Teacher salaries in the state of Illinois have been a recent topic of extensive debate in the state Government. Many people believe teachers are not able to live comfortably being paid a current minimum salary of ten thousand dollars, which was set back in 1980.

State Senator Andy Manar of Bunker Hill wrote and sponsors Senate Bill 2892, an amendment to the Illinois School Code. Manar spoke in the closing of Thursday's debate of this issue on the Senate Floor to declare the primary question this proposed amendment asks, and why this debate is important.

“I want you to ask yourself the question, 'Is a full-time teacher worth $32,000?' That's the question that this bill proposes, and I believe the answer is an emphatic yes. There are teachers in the senate district that I represent that are living below the poverty level today. That's a fact. It's indisputable.”

The increases would begin in the 2019 school year at 32,076 dollars. 2,500 dollars would be added to the minimum each year for the next two years, and the minimum would be raised to 40,000 at the beginning of the 2022-2023 school year.

Manar continues by saying that teachers today are asked to make many contributions in and out of the classroom, and how this resolution would impact the teaching profession.

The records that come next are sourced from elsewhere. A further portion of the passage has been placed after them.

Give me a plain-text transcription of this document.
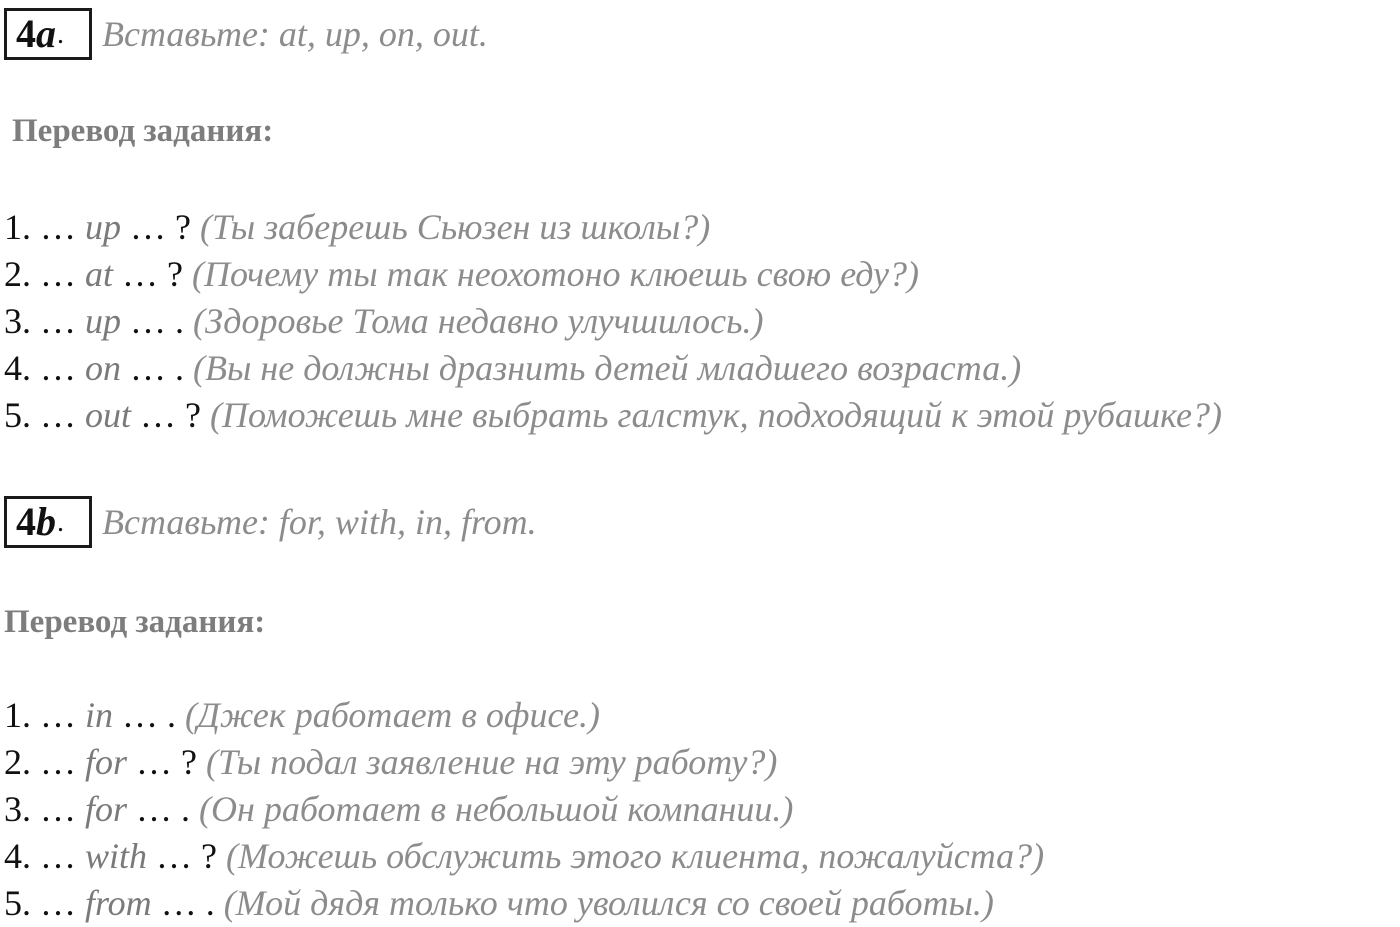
4 a . Вставьте: at, up, on, out.
Перевод задания:
1. … up … ? (Ты заберешь Сьюзен из школы?)
2. … at … ? (Почему ты так неохотоно клюешь свою еду?)
3. … up … . (Здоровье Тома недавно улучшилось.)
4. … on … . (Вы не должны дразнить детей младшего возраста.)
5. … out … ? (Поможешь мне выбрать галстук, подходящий к этой рубашке?)
4 b . Вставьте: for, with, in, from.
Перевод задания:
1. … in … . (Джек работает в офисе.)
2. … for … ? (Ты подал заявление на эту работу?)
3. … for … . (Он работает в небольшой компании.)
4. … with … ? (Можешь обслужить этого клиента, пожалуйста?)
5. … from … . (Мой дядя только что уволился со своей работы.)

“Teachers all over Illinois live below the federal poverty level, yet we ask them to do more. We ask them to cure the ills of society. Ask them to give more for their own pensions. We've chipped away at this over time, and if we don't guarantee a salary for a college graduate, we're not going to get the right folks to go into the teaching profession in the first place. This bill simply says, 'Let's make something a little more competitive for teachers.' I think this is a big boost for the profession."

Tim Page is the Superintendent of Community Unit School District 262. Page supports a living wage for teachers, but says that the district must remain financially secure as well.

'Teaching is a noble profession that people go into because they love kids; they don't go into it for the money. While I applaud the effort to raise their salaries and I think we need to do all we can to pay teachers what they deserve. It's just a matter of paying for that cost, because you're looking at raising taxes in order to do that, and nobody wants that. It's kind of a Catch-22.”

Page also relates how the new evidence based funding formula coincides with the bill.

“Schools in this area especially are all under the new evidence based funding formula's adequacy target, and I don't know how we're going to pay teachers those salaries with our revenue streams the way that they are. And the new evidence-based funding model... Yes, it gives the schools more money, but not nearly enough to cover the difference between the new money that we're getting and the money that the new bill would require."

Senate Bill 2892 had its first reading on the floor of the House this morning, and has been referred to the House Rules Committee.